Logging - posibility of losing logs
Closed this issue · 7 comments
Let's say I have container which logs massively. Supported configuration from RedHat uses JSON files on /var/log/containers. But it will eventually eat all filesystem because those logs are deleted after pod deletion. One way to combat this situation is to use max-size.
Let's imagine this scenario (for demonstration, log entry will have 1 MB and max-size is 50MB):
- container's log on node has 49.5 MB, fluend position is at EOF
- container logs 1 MB
- current log on node has 50.5 MB, fluend reads and tries to forward to ES but some problem happens (network failure, ES down, whatever) -> so no data has been sent
- container logs 1 MB
- docker daemon checks for max-size of logging file before writing => so it truncates file to 0 (https://github.com/moby/moby/blob/77faf158f5265711dbcbff0ffb855eed2e3b6ccd/daemon/logger/loggerutils/logfile.go#L174)

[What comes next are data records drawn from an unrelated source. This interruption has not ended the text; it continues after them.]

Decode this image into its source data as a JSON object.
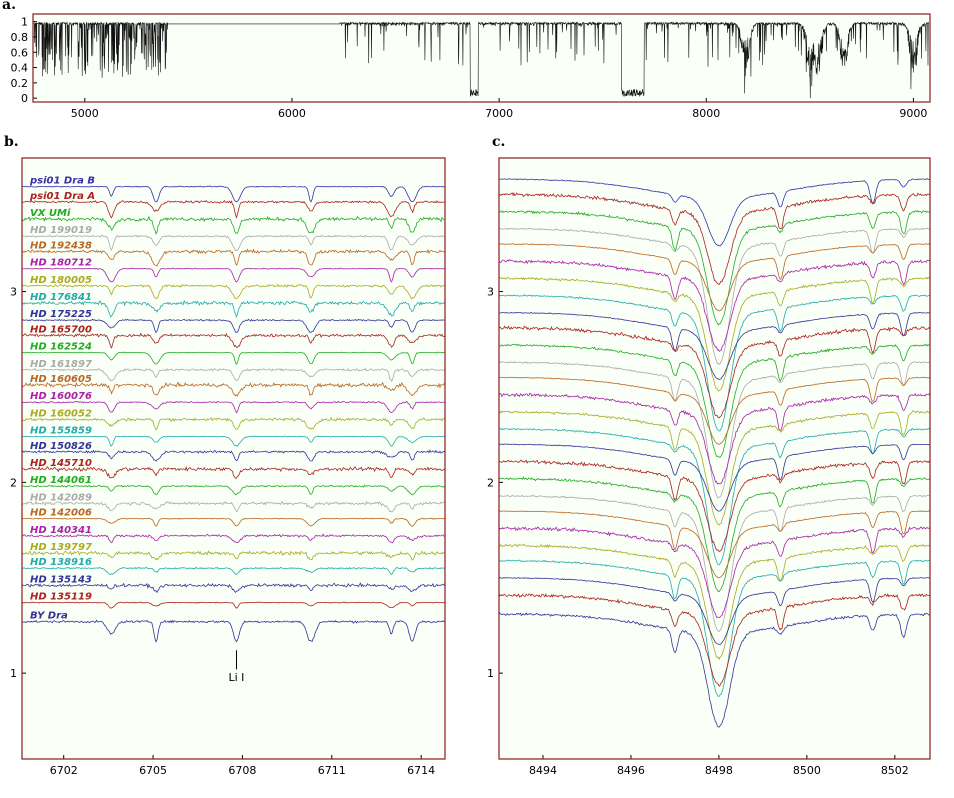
{
  "chart_data": [
    {
      "panel": "a.",
      "type": "line",
      "x_ticks": [
        5000,
        6000,
        7000,
        8000,
        9000
      ],
      "y_ticks": [
        0,
        0.2,
        0.4,
        0.6,
        0.8,
        1
      ],
      "xlim": [
        4750,
        9080
      ],
      "ylim": [
        -0.05,
        1.1
      ],
      "gap": [
        5400,
        6230
      ],
      "telluric_bands": [
        [
          6860,
          6900
        ],
        [
          7590,
          7700
        ]
      ],
      "broad_features": [
        8190,
        8500,
        8540,
        8665,
        9000
      ]
    },
    {
      "panel": "b.",
      "type": "line",
      "x_ticks": [
        6702,
        6705,
        6708,
        6711,
        6714
      ],
      "y_ticks": [
        1,
        2,
        3
      ],
      "xlim": [
        6700.6,
        6714.8
      ],
      "ylim": [
        0.55,
        3.7
      ],
      "annotation": {
        "text": "Li I",
        "x": 6707.8
      },
      "series": [
        {
          "name": "psi01 Dra B",
          "color": "#3333aa",
          "offset": 3.55
        },
        {
          "name": "psi01 Dra A",
          "color": "#aa2222",
          "offset": 3.47
        },
        {
          "name": "VX UMi",
          "color": "#22aa22",
          "offset": 3.38
        },
        {
          "name": "HD 199019",
          "color": "#aaaaaa",
          "offset": 3.29
        },
        {
          "name": "HD 192438",
          "color": "#bb6622",
          "offset": 3.21
        },
        {
          "name": "HD 180712",
          "color": "#aa22aa",
          "offset": 3.12
        },
        {
          "name": "HD 180005",
          "color": "#aaaa22",
          "offset": 3.03
        },
        {
          "name": "HD 176841",
          "color": "#22aaaa",
          "offset": 2.94
        },
        {
          "name": "HD 175225",
          "color": "#333399",
          "offset": 2.85
        },
        {
          "name": "HD 165700",
          "color": "#aa2222",
          "offset": 2.77
        },
        {
          "name": "HD 162524",
          "color": "#22aa22",
          "offset": 2.68
        },
        {
          "name": "HD 161897",
          "color": "#aaaaaa",
          "offset": 2.59
        },
        {
          "name": "HD 160605",
          "color": "#bb6622",
          "offset": 2.51
        },
        {
          "name": "HD 160076",
          "color": "#aa22aa",
          "offset": 2.42
        },
        {
          "name": "HD 160052",
          "color": "#aaaa22",
          "offset": 2.33
        },
        {
          "name": "HD 155859",
          "color": "#22aaaa",
          "offset": 2.24
        },
        {
          "name": "HD 150826",
          "color": "#333399",
          "offset": 2.16
        },
        {
          "name": "HD 145710",
          "color": "#aa2222",
          "offset": 2.07
        },
        {
          "name": "HD 144061",
          "color": "#22aa22",
          "offset": 1.98
        },
        {
          "name": "HD 142089",
          "color": "#aaaaaa",
          "offset": 1.89
        },
        {
          "name": "HD 142006",
          "color": "#bb6622",
          "offset": 1.81
        },
        {
          "name": "HD 140341",
          "color": "#aa22aa",
          "offset": 1.72
        },
        {
          "name": "HD 139797",
          "color": "#aaaa22",
          "offset": 1.63
        },
        {
          "name": "HD 138916",
          "color": "#22aaaa",
          "offset": 1.55
        },
        {
          "name": "HD 135143",
          "color": "#333399",
          "offset": 1.46
        },
        {
          "name": "HD 135119",
          "color": "#aa2222",
          "offset": 1.37
        },
        {
          "name": "BY Dra",
          "color": "#333399",
          "offset": 1.27
        }
      ],
      "lines": [
        6703.6,
        6705.1,
        6707.8,
        6710.3,
        6713.0,
        6713.7
      ]
    },
    {
      "panel": "c.",
      "type": "line",
      "x_ticks": [
        8494,
        8496,
        8498,
        8500,
        8502
      ],
      "y_ticks": [
        1,
        2,
        3
      ],
      "xlim": [
        8493.0,
        8502.8
      ],
      "ylim": [
        0.55,
        3.7
      ],
      "line_center": 8498.0,
      "lines": [
        8497.0,
        8499.4,
        8501.5,
        8502.2
      ]
    }
  ]
}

Same idea applies for dead containers, k8s GC could have deleted dead containers before sending data to ES (maximum-dead-containers-per-container, default value is 1).
Is there any way to truncate/rotate/delete logs from nodes based on acknowledgment from fluentd that those data has been successfully sent or any idea how to get it working 100% and not to lose a single log line?

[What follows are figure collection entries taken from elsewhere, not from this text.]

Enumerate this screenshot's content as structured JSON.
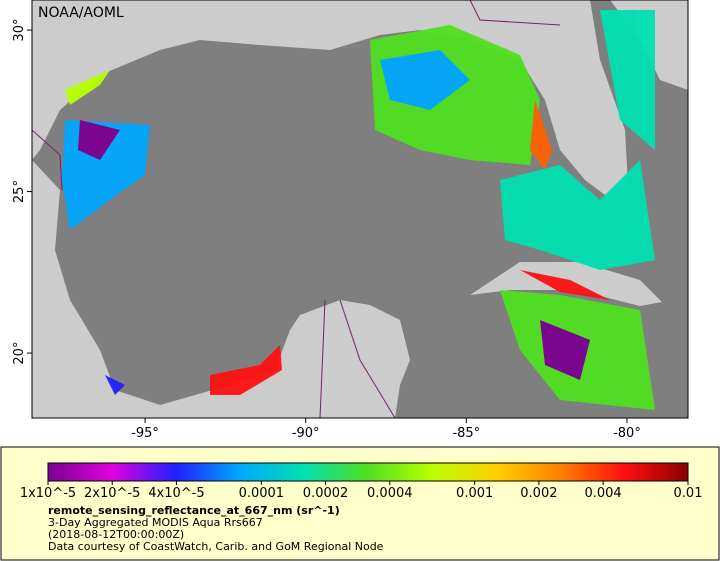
{
  "map": {
    "credit": "NOAA/AOML",
    "xlim": [
      -98.52,
      -78.1
    ],
    "ylim": [
      17.99,
      30.93
    ],
    "xticks": [
      {
        "value": -95,
        "label": "-95°"
      },
      {
        "value": -90,
        "label": "-90°"
      },
      {
        "value": -85,
        "label": "-85°"
      },
      {
        "value": -80,
        "label": "-80°"
      }
    ],
    "yticks": [
      {
        "value": 30,
        "label": "30°"
      },
      {
        "value": 25,
        "label": "25°"
      },
      {
        "value": 20,
        "label": "20°"
      }
    ],
    "ocean_color": "#7f7f7f",
    "land_color": "#cccccc"
  },
  "colorbar": {
    "log_scale": true,
    "lim": [
      1e-05,
      0.01
    ],
    "colors": [
      "#7a0090",
      "#e000e0",
      "#2020ff",
      "#00a8ff",
      "#00e0b0",
      "#50e020",
      "#b8ff00",
      "#ffd000",
      "#ff8000",
      "#ff1010",
      "#8b0000"
    ],
    "ticks": [
      {
        "value": 1e-05,
        "label": "1x10^-5"
      },
      {
        "value": 2e-05,
        "label": "2x10^-5"
      },
      {
        "value": 4e-05,
        "label": "4x10^-5"
      },
      {
        "value": 0.0001,
        "label": "0.0001"
      },
      {
        "value": 0.0002,
        "label": "0.0002"
      },
      {
        "value": 0.0004,
        "label": "0.0004"
      },
      {
        "value": 0.001,
        "label": "0.001"
      },
      {
        "value": 0.002,
        "label": "0.002"
      },
      {
        "value": 0.004,
        "label": "0.004"
      },
      {
        "value": 0.01,
        "label": "0.01"
      }
    ],
    "variable": "remote_sensing_reflectance_at_667_nm (sr^-1)",
    "lines": [
      "3-Day Aggregated MODIS Aqua Rrs667",
      "(2018-08-12T00:00:00Z)",
      "Data courtesy of CoastWatch, Carib. and GoM Regional Node"
    ]
  }
}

Is there any way to truncate/rotate/delete logs from nodes based on acknowledgment from fluentd that those data has been successfully sent or any idea how to get it working 100% and not to lose a single log line?
I don't know, but I would like to know. Have you tried asking the upstream fluentd community?
Note that OpenShift 4.x uses CRI-O instead of docker - CRI-O has max-size and rotation parameters - not sure how to configure them.
Note that logging 4.2 will support rsyslog in addition to fluentd.
@alanconway is there work here to be done on the collector side to resolve this or is this purely related to the runtime work you started?
@camabeh
Is there any way to truncate/rotate/delete logs from nodes based on acknowledgment from fluentd that those data has been successfully sent or any idea how to get it working 100% and not to lose a single log line?
We strive to collect all logs from the system but we make no guarantees
This problem would likely be solved by a solution like the one proposed for conmon [1].
Closing issue to be resolved by impl of containers/conmon#84